Non si tratta dunque di regolamentare un inesistente Far West, troppo spesso associato alla rete, quanto piuttosto di produrre un testo che metta nero su bianco che le nostre libertà devono essere tutelate anche sul web. È questo l’intento della «Dichiarazione dei diritti in Internet» giunta in queste ore alla sua prima formulazione grazie al lavoro di alcune delle maggiori intelligenze sul digitale nel nostro Paese, e all’iniziativa della Presidenza della Camera. Una bozza, 14 articoli in sei pagine, per una Magna Carta che mira proprio a garantire il «pieno riconoscimento di libertà, eguaglianza, dignità e diversità di ogni persona» anche in rete. E che nasce internazionale, anche in inglese e francese, per informare il dibattito europeo.
Il testo non è definitivo e potrà essere discusso per quattro mesi sulla piattaforma online Civici a partire dal prossimo 27 ottobre. Ma già da ora alcuni punti chiave sono chiari. C’è per esempio una netta presa di posizione in favore della neutralità della rete; ossia, del fatto che «ogni persona ha il diritto che i dati che trasmette e riceve in Internet non subiscano discriminazioni, restrizioni o interferenze », così da tutelarne anche il potenziale di innovazione. Allo stesso modo, ci sono passaggi positivi sul diritto dei cittadini di opporsi alla dittatura degli algoritmi — in particolare, del rischio concretissimo che i Big Data si traducano in nuove discriminazioni — e a quella dell’opacità delle condizioni di utilizzo delle piattaforme, da Facebook in giù, che sempre più scandiscono il ritmo delle nostre vite: le informazioni da loro fornite, si legge, devono essere «chiare e semplificate», e i responsabili comportarsi con «lealtà e correttezza».

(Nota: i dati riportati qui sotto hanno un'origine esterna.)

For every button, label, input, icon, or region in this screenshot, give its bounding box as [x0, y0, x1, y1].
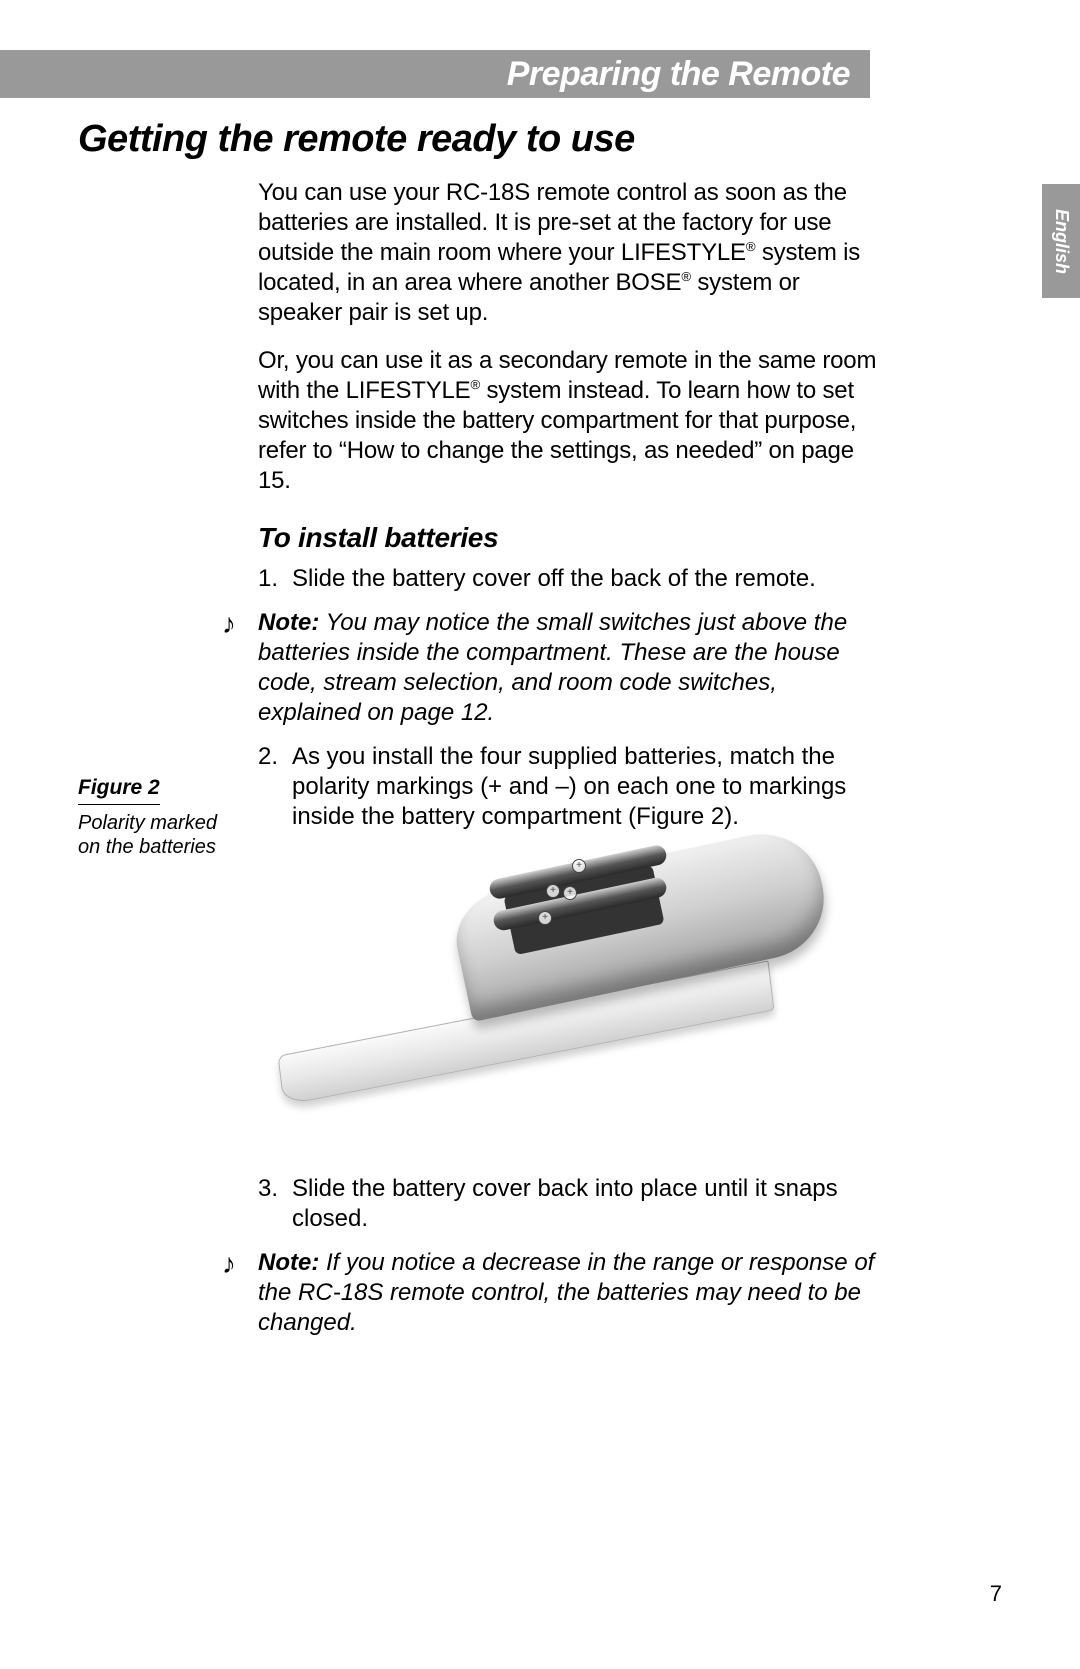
step-text: As you install the four supplied batteri… [292, 742, 878, 832]
content-column: You can use your RC-18S remote control a… [258, 178, 878, 1352]
polarity-mark-icon: + [546, 884, 560, 898]
musical-note-icon: ♪ [222, 1248, 258, 1338]
polarity-mark-icon: + [572, 859, 586, 873]
figure-title: Figure 2 [78, 776, 160, 805]
note-1: ♪ Note: You may notice the small switche… [222, 608, 878, 728]
figure-2-illustration: + + + + [258, 846, 868, 1156]
polarity-mark-icon: + [538, 911, 552, 925]
step-2: 2. As you install the four supplied batt… [258, 742, 878, 832]
language-tab: English [1042, 184, 1080, 298]
intro-paragraph-1: You can use your RC-18S remote control a… [258, 178, 878, 328]
step-number: 1. [258, 564, 292, 594]
note-text: Note: If you notice a decrease in the ra… [258, 1248, 878, 1338]
polarity-mark-icon: + [563, 886, 577, 900]
step-text: Slide the battery cover off the back of … [292, 564, 878, 594]
figure-caption: Polarity marked on the batteries [78, 811, 238, 859]
page-number: 7 [990, 1581, 1002, 1607]
step-number: 3. [258, 1174, 292, 1234]
header-bar: Preparing the Remote [0, 50, 870, 98]
sub-heading: To install batteries [258, 522, 878, 554]
step-3: 3. Slide the battery cover back into pla… [258, 1174, 878, 1234]
intro-paragraph-2: Or, you can use it as a secondary remote… [258, 346, 878, 496]
step-number: 2. [258, 742, 292, 832]
main-heading: Getting the remote ready to use [78, 118, 635, 161]
step-text: Slide the battery cover back into place … [292, 1174, 878, 1234]
musical-note-icon: ♪ [222, 608, 258, 728]
note-2: ♪ Note: If you notice a decrease in the … [222, 1248, 878, 1338]
language-label: English [1051, 208, 1072, 273]
step-1: 1. Slide the battery cover off the back … [258, 564, 878, 594]
figure-label-block: Figure 2 Polarity marked on the batterie… [78, 776, 238, 859]
header-title: Preparing the Remote [507, 55, 850, 94]
note-text: Note: You may notice the small switches … [258, 608, 878, 728]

Il testo, come è naturale, è migliorabile. In particolare, parole più nette si ritiene potrebbero essere spese contro la sorveglianza di massa — troppo poco, mostra la cronaca, dire che deve avvenire secondo la legge — e servirebbe forse qualche dubbio in più sull’istituto della rettifica e sull’implementazione di un diritto sulla carta inappellabile, ma di difficilissima applicazione pratica, come quello a rimuovere da Internet le informazioni non più rilevanti sul proprio conto (oblio). Ancora, non c’è tutto. Ma il riconoscimento di un diritto all’anonimato, fondamentale per esprimere il dissenso, a ricevere un’educazione digitale, all’accesso stesso alla rete e — bellissima formulazione — che «la sicurezza in rete deve essere garantita come interesse pubblico » non può che essere il benvenuto. Ammesso si traduca prima o poi in tutele effettive. E che il resto del mondo ascolti.